Encouraging excess aside, is “OneTab” with 25 articles saved any healthier than 25 open tabs? If you—like me—are someone who truly intends to get to those articles, probably not. Sure, it’s slightly better for the computer’s memory, but in my memory they’re still there, waiting, the weight of the new location hanging over me even if they’re not hanging over my screen. (I’ll never forget you, bookmark folder “TO READ 06/03/18.”) Meanwhile, physically stopping me from opening a new tab is unlikely to stop me from finding a way to compulsively save something for later, whether that’s by emailing it to myself or writing it down on my hand.

Of course, some recommend good old-fashioned “tab discipline,” the virtual equivalent of going cold turkey—if, that is, you are capable of applying self-control to your control-plus-t problem. Others suggest declaring “browser bankruptcy,” or closing and purging everything, then resisting the urge to open things that don’t matter. But honestly, every time I attempt to read about different management systems to deal with my problem, things only get worse as I open tab upon tab of solutions.

All this smug advice over tabs is not unlike the Cult of Inbox Zero, which declares that keeping your inbox at zero emails is the only way to live. (Call it the “Cult of Tab One,” if you will.) These worshippers of minimalism treat an overflowing inbox as something shameful, even suggesting their own drastic bankruptcy measures. But as Farhad Manjoo once argued in these pages, we should just accept our cluttered inboxes—forget the guilt and live our lives.

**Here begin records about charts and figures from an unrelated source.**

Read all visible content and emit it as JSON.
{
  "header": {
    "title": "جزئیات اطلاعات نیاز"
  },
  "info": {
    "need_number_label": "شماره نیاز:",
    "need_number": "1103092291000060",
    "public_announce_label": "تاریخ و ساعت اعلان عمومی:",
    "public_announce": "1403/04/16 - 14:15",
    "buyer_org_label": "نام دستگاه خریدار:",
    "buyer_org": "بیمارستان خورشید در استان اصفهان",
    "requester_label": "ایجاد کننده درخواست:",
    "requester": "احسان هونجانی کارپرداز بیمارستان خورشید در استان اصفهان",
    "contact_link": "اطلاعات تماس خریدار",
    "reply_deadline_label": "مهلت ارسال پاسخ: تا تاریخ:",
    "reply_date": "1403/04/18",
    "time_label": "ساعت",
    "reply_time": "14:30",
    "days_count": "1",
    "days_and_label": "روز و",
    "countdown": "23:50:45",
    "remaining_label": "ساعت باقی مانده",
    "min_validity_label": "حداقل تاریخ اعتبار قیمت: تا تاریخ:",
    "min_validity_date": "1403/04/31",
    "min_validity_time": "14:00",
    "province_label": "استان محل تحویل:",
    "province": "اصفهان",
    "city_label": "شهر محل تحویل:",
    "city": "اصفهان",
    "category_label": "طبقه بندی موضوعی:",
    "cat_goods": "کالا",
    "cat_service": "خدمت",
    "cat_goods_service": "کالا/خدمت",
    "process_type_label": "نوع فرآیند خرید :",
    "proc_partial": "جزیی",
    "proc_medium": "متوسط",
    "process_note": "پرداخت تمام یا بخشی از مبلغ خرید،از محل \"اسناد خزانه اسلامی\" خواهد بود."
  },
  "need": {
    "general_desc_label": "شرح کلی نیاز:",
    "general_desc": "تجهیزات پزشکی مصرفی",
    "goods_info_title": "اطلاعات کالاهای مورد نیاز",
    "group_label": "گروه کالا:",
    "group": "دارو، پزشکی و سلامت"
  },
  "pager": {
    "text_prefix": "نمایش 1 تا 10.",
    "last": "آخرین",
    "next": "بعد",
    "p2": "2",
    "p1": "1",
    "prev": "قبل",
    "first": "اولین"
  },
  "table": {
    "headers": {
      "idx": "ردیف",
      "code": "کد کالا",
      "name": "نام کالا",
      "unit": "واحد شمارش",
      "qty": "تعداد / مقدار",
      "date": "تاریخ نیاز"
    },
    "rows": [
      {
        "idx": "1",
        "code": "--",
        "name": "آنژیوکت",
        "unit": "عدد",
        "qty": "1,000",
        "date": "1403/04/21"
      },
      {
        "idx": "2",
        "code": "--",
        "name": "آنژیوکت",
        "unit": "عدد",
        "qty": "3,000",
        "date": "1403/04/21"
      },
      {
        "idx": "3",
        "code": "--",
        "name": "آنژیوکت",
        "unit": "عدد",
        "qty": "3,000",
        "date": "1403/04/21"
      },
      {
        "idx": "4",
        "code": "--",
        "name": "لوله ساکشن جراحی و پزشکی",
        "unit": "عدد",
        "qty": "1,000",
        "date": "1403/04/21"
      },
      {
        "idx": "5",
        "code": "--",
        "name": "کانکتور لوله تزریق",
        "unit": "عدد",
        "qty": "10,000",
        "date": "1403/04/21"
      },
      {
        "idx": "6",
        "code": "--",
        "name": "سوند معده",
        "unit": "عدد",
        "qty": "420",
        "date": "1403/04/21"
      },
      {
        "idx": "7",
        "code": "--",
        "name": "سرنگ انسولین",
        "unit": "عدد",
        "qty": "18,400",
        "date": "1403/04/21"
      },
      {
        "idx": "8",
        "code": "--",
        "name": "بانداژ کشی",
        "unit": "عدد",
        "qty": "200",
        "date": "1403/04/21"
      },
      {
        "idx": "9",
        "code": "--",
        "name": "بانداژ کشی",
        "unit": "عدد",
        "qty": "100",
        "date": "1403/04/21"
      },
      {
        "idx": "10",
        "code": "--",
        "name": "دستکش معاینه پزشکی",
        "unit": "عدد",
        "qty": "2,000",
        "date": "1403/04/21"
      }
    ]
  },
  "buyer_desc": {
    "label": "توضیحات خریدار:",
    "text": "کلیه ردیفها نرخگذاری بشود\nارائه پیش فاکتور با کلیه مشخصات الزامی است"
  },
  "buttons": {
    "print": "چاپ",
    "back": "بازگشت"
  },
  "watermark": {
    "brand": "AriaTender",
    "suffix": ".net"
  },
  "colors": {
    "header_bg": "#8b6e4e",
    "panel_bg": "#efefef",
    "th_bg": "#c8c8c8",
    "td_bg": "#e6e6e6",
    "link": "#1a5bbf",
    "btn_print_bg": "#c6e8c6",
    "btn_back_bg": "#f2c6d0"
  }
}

In 2015, the hosts of the podcast Reply All, Alex Goldman and P.J. Vogt, came up with Email Debt Forgiveness Day, a day in which people can reply to emails without shame no matter how long they’ve been sitting on them. Perhaps it’s time for some tab amnesty, too. There’s no shame in a healthy interest in good content. Of course, the overfull browser doesn’t come with the same guilt as the overfull inbox—unless, of course, you feel crippling emotional guilt over all the things you haven’t read or watched or listened to yet (but let’s be real, you probably do). No one is waiting on you to close your tabs. It’s not others we need to forgive for tab transgressions. It’s time to forgive ourselves.